Vultr plans to utilize this substantial capital injection to enhance its AI offerings and expand its global data center footprint 3. The company currently operates a network of 32 data centers, providing a range of cloud services including low-cost instances, bare-metal servers, and a Kubernetes platform 1. A key focus for Vultr is the acquisition of more graphics processing units (GPUs), which are crucial for powering large language models and other AI applications 4.
AMD's involvement in this funding round is particularly noteworthy, as it highlights the intensifying competition among chipmakers in the AI infrastructure space 4. AMD aims to become Vultr's "preferred" AI hardware supplier, potentially gaining a significant foothold in the growing market for AI chips 1. This partnership could help AMD enhance its visibility and competitiveness against industry leader Nvidia 5.

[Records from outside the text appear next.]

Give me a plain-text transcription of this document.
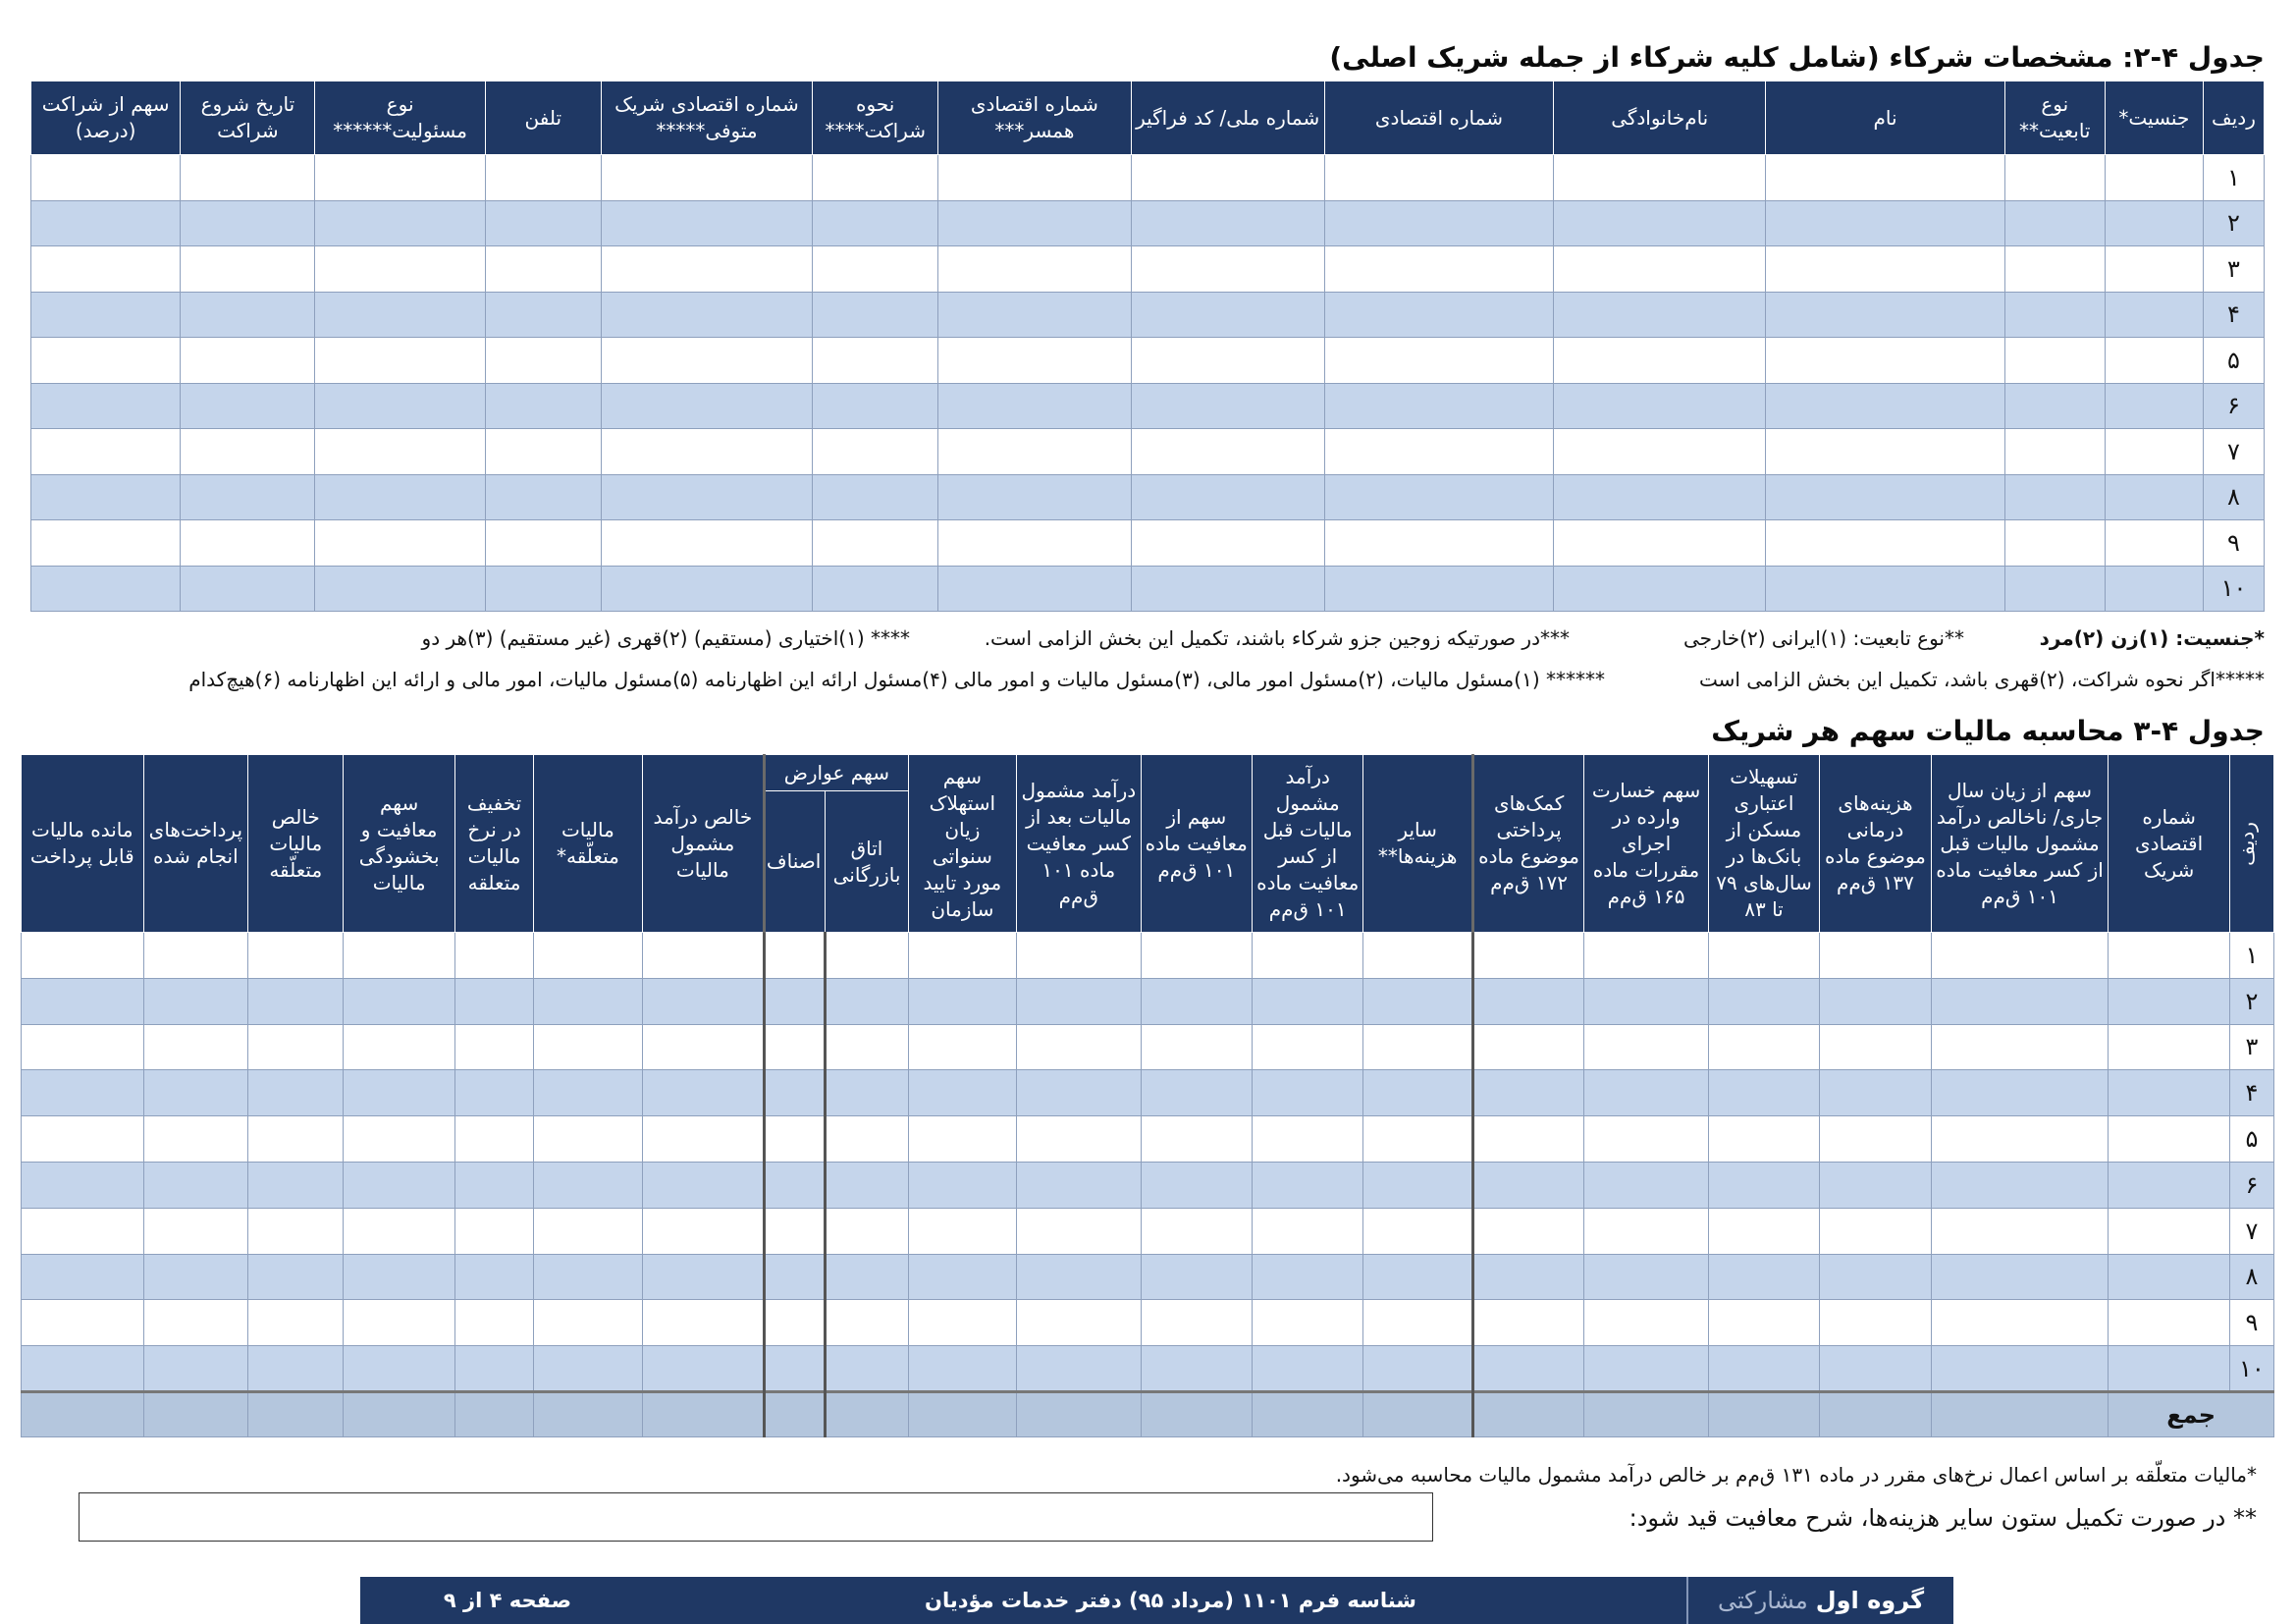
جدول ۴-۲: مشخصات شرکاء (شامل کلیه شرکاء از جمله شریک اصلی)
ردیف	جنسیت*	نوع تابعیت**	نام	نام‌خانوادگی	شماره اقتصادی	شماره ملی/ کد فراگیر	شماره اقتصادی همسر***	نحوه شراکت****	شماره اقتصادی شریک متوفی*****	تلفن	نوع مسئولیت******	تاریخ شروع شراکت	سهم از شراکت (درصد)
۱													
۲													
۳													
۴													
۵													
۶													
۷													
۸													
۹													
۱۰													
*جنسیت: (۱)زن (۲)مرد
**نوع تابعیت: (۱)ایرانی (۲)خارجی
***در صورتیکه زوجین جزو شرکاء باشند، تکمیل این بخش الزامی است.
**** (۱)اختیاری (مستقیم) (۲)قهری (غیر مستقیم) (۳)هر دو
*****اگر نحوه شراکت، (۲)قهری باشد، تکمیل این بخش الزامی است
****** (۱)مسئول مالیات، (۲)مسئول امور مالی، (۳)مسئول مالیات و امور مالی (۴)مسئول ارائه این اظهارنامه (۵)مسئول مالیات، امور مالی و ارائه این اظهارنامه (۶)هیچ‌کدام
جدول ۴-۳ محاسبه مالیات سهم هر شریک
ردیف	شماره اقتصادی شریک	سهم از زیان سال جاری/ ناخالص درآمد مشمول مالیات قبل از کسر معافیت ماده ۱۰۱ ق‌م‌م	هزینه‌های درمانی موضوع ماده ۱۳۷ ق‌م‌م	تسهیلات اعتباری مسکن از بانک‌ها در سال‌های ۷۹ تا ۸۳	سهم خسارت وارده در اجرای مقررات ماده ۱۶۵ ق‌م‌م	کمک‌های پرداختی موضوع ماده ۱۷۲ ق‌م‌م	سایر هزینه‌ها**	درآمد مشمول مالیات قبل از کسر معافیت ماده ۱۰۱ ق‌م‌م	سهم از معافیت ماده ۱۰۱ ق‌م‌م	درآمد مشمول مالیات بعد از کسر معافیت ماده ۱۰۱ ق‌م‌م	سهم استهلاک زیان سنواتی مورد تایید سازمان	سهم عوارض		خالص درآمد مشمول مالیات	مالیات متعلّقه*	تخفیف در نرخ مالیات متعلقه	سهم معافیت و بخشودگی مالیات	خالص مالیات متعلّقه	پرداخت‌های انجام شده	مانده مالیات قابل پرداخت
												اتاق بازرگانی	اصناف							
۱																				
۲																				
۳																				
۴																				
۵																				
۶																				
۷																				
۸																				
۹																				
۱۰																				
جمع																				
*مالیات متعلّقه بر اساس اعمال نرخ‌های مقرر در ماده ۱۳۱ ق‌م‌م بر خالص درآمد مشمول مالیات محاسبه می‌شود.
** در صورت تکمیل ستون سایر هزینه‌ها، شرح معافیت قید شود:
گروه اول
مشارکتی
شناسه فرم ۱۱۰۱ (مرداد ۹۵) دفتر خدمات مؤدیان
صفحه ۴ از ۹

Earlier this month, Vultr launched an AI supercomputing cluster in Illinois, powered by thousands of AMD's MI300X machine learning accelerators 1. This cluster showcases Vultr's commitment to providing cutting-edge AI infrastructure. The MI300X chips, featuring advanced GPU chiplets and high-capacity memory, are interconnected using Ethernet networking equipment from Broadcom and Juniper Networks 2.
Vultr's funding success comes amid a broader trend of investment in AI infrastructure companies. Competitors like CoreWeave and Lambda have also secured substantial funding, with CoreWeave recently achieving a $23 billion valuation 2. This surge in investment reflects the growing demand for AI-optimized cloud infrastructure as companies seek alternatives to traditional hyperscalers like Microsoft and Google 3.
As Vultr expands its capabilities and global reach, it positions itself as a strong alternative to major cloud providers in the AI infrastructure space. The company's focus on proximity to computing infrastructure for AI inference workloads could give it a competitive edge 3. With this significant funding and strategic partnerships, Vultr is well-positioned to capitalize on the increasing demand for AI-focused cloud services and potentially reshape the landscape of cloud infrastructure providers.